Thread: Vacuum problem

Vacuum problem

From
S H
Date:
Hi, 

I have my database in which i am executing vacuuming running manually in one hour.

In  my production database sometime when vacuuming is running it is taking long time in opening connection.

My current version is version 8.1. Is there any known issue about open connection problem with vacuuming.

I found something but i am not sure if it is applicable to V8.1 too?
 
Vacuum of pg_catalog tables causes huge delay in opening new connections.

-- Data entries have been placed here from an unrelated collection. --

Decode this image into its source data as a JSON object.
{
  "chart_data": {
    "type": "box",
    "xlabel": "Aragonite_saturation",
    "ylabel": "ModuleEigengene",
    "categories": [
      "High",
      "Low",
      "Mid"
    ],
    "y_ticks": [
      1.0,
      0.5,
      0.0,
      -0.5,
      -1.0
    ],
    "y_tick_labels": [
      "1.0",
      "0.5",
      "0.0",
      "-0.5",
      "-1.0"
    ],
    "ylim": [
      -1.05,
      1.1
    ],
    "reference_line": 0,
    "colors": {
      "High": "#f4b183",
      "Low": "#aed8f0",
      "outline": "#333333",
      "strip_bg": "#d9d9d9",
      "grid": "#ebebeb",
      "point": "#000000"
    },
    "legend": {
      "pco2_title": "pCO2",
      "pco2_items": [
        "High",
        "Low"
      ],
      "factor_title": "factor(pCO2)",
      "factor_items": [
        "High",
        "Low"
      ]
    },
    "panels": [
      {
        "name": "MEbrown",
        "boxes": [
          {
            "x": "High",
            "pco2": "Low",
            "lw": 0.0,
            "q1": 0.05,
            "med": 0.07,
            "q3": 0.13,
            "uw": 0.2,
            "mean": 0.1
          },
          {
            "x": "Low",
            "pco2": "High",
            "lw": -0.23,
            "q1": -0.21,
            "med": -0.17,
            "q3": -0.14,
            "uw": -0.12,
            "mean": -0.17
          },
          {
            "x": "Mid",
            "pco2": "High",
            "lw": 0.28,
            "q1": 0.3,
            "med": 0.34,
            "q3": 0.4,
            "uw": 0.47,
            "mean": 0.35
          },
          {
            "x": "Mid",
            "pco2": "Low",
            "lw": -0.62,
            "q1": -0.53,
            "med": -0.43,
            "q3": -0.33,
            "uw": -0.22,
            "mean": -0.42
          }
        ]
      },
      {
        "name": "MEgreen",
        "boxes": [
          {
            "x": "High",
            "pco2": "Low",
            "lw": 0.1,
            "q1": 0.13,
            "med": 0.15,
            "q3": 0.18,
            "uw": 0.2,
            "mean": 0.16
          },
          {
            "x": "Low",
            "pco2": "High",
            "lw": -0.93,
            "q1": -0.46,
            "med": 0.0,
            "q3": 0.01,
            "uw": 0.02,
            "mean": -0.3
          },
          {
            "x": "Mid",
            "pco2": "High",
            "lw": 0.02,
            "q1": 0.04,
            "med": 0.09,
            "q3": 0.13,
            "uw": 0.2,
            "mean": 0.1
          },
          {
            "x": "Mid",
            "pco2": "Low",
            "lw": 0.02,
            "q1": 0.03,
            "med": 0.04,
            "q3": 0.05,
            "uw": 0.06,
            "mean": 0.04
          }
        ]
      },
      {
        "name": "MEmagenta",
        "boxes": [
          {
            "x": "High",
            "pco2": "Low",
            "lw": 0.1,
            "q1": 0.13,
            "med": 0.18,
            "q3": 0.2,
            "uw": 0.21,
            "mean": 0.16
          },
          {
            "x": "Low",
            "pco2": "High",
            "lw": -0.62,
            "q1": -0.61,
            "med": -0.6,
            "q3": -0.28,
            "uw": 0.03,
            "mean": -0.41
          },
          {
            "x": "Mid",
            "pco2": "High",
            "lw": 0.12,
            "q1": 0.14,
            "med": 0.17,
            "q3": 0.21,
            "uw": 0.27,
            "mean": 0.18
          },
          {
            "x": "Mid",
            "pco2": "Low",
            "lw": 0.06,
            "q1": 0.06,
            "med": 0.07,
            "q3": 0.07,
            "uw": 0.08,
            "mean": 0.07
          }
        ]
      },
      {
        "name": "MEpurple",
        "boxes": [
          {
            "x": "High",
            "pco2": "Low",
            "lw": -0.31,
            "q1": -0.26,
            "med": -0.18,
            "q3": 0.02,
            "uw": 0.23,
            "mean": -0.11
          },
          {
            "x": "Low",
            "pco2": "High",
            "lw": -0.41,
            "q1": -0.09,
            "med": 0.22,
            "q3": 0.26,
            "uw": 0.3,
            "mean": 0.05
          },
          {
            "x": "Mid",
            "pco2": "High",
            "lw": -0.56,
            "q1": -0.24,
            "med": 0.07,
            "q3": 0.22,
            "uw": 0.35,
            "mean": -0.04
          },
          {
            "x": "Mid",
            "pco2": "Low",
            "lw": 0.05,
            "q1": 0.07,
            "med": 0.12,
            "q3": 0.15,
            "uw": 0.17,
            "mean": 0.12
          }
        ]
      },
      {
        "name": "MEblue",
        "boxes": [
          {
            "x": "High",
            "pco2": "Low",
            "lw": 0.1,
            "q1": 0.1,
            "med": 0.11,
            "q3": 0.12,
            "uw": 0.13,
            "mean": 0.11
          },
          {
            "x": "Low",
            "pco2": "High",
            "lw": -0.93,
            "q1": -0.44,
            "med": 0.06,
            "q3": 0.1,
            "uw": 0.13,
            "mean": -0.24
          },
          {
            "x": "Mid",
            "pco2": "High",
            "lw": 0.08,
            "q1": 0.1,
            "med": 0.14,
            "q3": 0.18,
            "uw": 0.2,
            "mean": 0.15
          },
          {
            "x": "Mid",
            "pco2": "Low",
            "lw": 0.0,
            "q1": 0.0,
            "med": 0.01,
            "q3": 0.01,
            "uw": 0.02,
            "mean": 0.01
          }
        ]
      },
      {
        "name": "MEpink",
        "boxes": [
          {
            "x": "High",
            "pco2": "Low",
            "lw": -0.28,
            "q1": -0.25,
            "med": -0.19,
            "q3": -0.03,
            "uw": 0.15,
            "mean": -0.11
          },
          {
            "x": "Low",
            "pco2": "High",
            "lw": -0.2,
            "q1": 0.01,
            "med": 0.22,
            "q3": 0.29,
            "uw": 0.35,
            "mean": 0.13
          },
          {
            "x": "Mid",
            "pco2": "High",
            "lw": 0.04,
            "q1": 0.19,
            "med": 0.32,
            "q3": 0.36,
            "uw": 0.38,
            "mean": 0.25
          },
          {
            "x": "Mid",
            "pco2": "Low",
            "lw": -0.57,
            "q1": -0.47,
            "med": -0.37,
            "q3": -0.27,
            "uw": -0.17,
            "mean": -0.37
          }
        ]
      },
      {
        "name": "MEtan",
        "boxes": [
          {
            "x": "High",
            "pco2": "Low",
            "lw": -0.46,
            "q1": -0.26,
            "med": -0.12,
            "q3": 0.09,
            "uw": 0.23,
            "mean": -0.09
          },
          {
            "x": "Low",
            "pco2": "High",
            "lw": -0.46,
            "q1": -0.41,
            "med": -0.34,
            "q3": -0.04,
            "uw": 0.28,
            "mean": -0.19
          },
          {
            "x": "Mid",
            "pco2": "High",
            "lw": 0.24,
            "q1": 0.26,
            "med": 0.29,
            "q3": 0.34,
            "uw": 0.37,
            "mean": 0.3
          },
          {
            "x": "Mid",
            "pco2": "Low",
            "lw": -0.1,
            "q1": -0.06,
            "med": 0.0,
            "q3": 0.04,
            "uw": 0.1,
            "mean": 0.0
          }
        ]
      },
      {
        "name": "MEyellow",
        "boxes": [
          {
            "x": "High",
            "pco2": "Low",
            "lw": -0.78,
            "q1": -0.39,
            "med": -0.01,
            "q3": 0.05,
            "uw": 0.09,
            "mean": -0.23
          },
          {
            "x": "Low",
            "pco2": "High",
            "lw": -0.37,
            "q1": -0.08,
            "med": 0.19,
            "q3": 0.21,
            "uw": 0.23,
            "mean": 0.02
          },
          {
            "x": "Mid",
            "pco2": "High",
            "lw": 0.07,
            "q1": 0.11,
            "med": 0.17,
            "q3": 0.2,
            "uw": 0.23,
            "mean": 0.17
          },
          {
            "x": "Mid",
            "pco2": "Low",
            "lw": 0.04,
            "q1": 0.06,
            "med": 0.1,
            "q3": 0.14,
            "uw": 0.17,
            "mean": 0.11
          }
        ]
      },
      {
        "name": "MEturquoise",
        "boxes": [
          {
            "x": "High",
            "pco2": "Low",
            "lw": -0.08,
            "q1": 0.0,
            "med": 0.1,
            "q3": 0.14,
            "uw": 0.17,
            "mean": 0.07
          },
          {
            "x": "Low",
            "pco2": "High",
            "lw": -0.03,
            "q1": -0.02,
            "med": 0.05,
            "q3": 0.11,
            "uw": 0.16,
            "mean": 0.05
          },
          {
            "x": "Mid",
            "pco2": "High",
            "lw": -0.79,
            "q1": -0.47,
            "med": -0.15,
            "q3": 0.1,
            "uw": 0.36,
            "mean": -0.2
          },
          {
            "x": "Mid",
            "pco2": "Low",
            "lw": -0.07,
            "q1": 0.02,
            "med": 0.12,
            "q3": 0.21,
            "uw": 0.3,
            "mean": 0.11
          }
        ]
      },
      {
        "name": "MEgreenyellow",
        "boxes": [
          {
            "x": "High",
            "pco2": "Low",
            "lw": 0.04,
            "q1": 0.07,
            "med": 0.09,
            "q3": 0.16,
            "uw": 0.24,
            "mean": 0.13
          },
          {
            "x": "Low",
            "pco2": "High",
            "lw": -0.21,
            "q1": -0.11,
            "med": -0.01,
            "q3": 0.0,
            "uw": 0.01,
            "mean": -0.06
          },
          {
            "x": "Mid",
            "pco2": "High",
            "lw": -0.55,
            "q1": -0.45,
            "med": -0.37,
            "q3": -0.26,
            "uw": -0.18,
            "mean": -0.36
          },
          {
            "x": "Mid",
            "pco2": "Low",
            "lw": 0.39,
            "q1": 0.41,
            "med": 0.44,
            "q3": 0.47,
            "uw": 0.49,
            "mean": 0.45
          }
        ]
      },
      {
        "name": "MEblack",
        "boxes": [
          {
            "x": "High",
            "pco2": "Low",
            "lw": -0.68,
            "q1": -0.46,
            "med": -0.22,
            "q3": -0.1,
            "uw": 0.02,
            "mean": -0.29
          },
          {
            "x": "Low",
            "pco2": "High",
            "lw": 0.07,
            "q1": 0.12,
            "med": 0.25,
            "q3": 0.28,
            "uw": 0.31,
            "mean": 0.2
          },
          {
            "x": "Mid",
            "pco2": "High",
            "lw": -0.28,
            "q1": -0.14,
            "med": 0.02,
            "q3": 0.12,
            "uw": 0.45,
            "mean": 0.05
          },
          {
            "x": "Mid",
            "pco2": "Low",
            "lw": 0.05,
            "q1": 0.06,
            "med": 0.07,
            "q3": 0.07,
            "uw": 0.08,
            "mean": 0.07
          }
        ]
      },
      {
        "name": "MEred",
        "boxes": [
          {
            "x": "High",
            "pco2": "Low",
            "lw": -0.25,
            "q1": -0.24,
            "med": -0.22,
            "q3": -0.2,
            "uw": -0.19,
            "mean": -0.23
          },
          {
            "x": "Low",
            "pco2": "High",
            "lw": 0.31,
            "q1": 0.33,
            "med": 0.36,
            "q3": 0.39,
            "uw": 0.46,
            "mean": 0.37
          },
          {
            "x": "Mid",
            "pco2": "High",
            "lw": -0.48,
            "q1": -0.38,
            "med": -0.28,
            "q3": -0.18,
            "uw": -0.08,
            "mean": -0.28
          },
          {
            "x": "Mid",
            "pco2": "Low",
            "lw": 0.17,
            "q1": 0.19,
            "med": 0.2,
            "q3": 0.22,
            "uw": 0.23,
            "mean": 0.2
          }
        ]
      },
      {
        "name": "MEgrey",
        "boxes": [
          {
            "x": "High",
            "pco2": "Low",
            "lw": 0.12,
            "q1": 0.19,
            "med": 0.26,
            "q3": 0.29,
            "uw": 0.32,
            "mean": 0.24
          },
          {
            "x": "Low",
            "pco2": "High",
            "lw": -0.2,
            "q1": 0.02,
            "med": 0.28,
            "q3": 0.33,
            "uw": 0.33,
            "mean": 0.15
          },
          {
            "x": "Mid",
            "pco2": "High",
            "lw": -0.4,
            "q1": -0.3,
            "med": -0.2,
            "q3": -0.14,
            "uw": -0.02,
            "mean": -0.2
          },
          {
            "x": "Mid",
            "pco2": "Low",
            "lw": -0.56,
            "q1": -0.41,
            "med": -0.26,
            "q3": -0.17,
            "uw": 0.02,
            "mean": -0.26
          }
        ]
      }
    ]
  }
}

I think you're hitting the problem that was fixed here:

Author: Tom Lane <tgl(at)sss(dot)pgh(dot)pa(dot)us>
Branch: master Release: REL9_2_BR [532fe28da] 2012-05-26 19:09:52 -0400
Branch: REL9_1_STABLE Release: REL9_1_4 [6c1bf45ea] 2012-05-26 19:09:59 -0400
Branch: REL9_0_STABLE Release: REL9_0_8 [2ce097e6e] 2012-05-26 19:10:05 -0400
Branch: REL8_4_STABLE Release: REL8_4_12 [35cc2be6f] 2012-05-26 19:10:13 -0400
Branch: REL8_3_STABLE Release: REL8_3_19 [422022b12] 2012-05-26 19:10:19 -0400
   Prevent synchronized scanning when systable_beginscan chooses a heapscan.      The only interesting-for-performance case wherein we force heapscan here   is when we're rebuilding the relcache init file, and the only such case   that is likely to be examining a catalog big enough to be syncscanned is   RelationBuildTupleDesc.  But the early-exit optimization in that code gets   broken if we start the scan at a random place within the catalog, so that   allowing syncscan is actually a big deoptimization if pg_attribute is large   (at least for the normal case where the rows for core system catalogs have   never been changed since initdb).  Hence, prevent syncscan here.  Per my   testing pursuant to complaints from Jeff Frost and Greg Sabino Mullane,   though neither of them seem to have actually hit this specific problem.      Back-patch to 8.3, where syncscan was introduced.

Regards,
SH

Re: Vacuum problem

From
Scott Marlowe
Date:
On Mon, May 13, 2013 at 8:05 AM, S H <msq001@live.com> wrote:
> Hi,
>
> I have my database in which i am executing vacuuming running manually in one
> hour.

vacuum or vacuum full?

> In  my production database sometime when vacuuming is running it is taking
> long time in opening connection.

What is the db server doing when this happens? What does top, vmstat,
iostat etc have to say about it?

> My current version is version 8.1. Is there any known issue about open
> connection problem with vacuuming.

8.1 is out of support and has been for some time.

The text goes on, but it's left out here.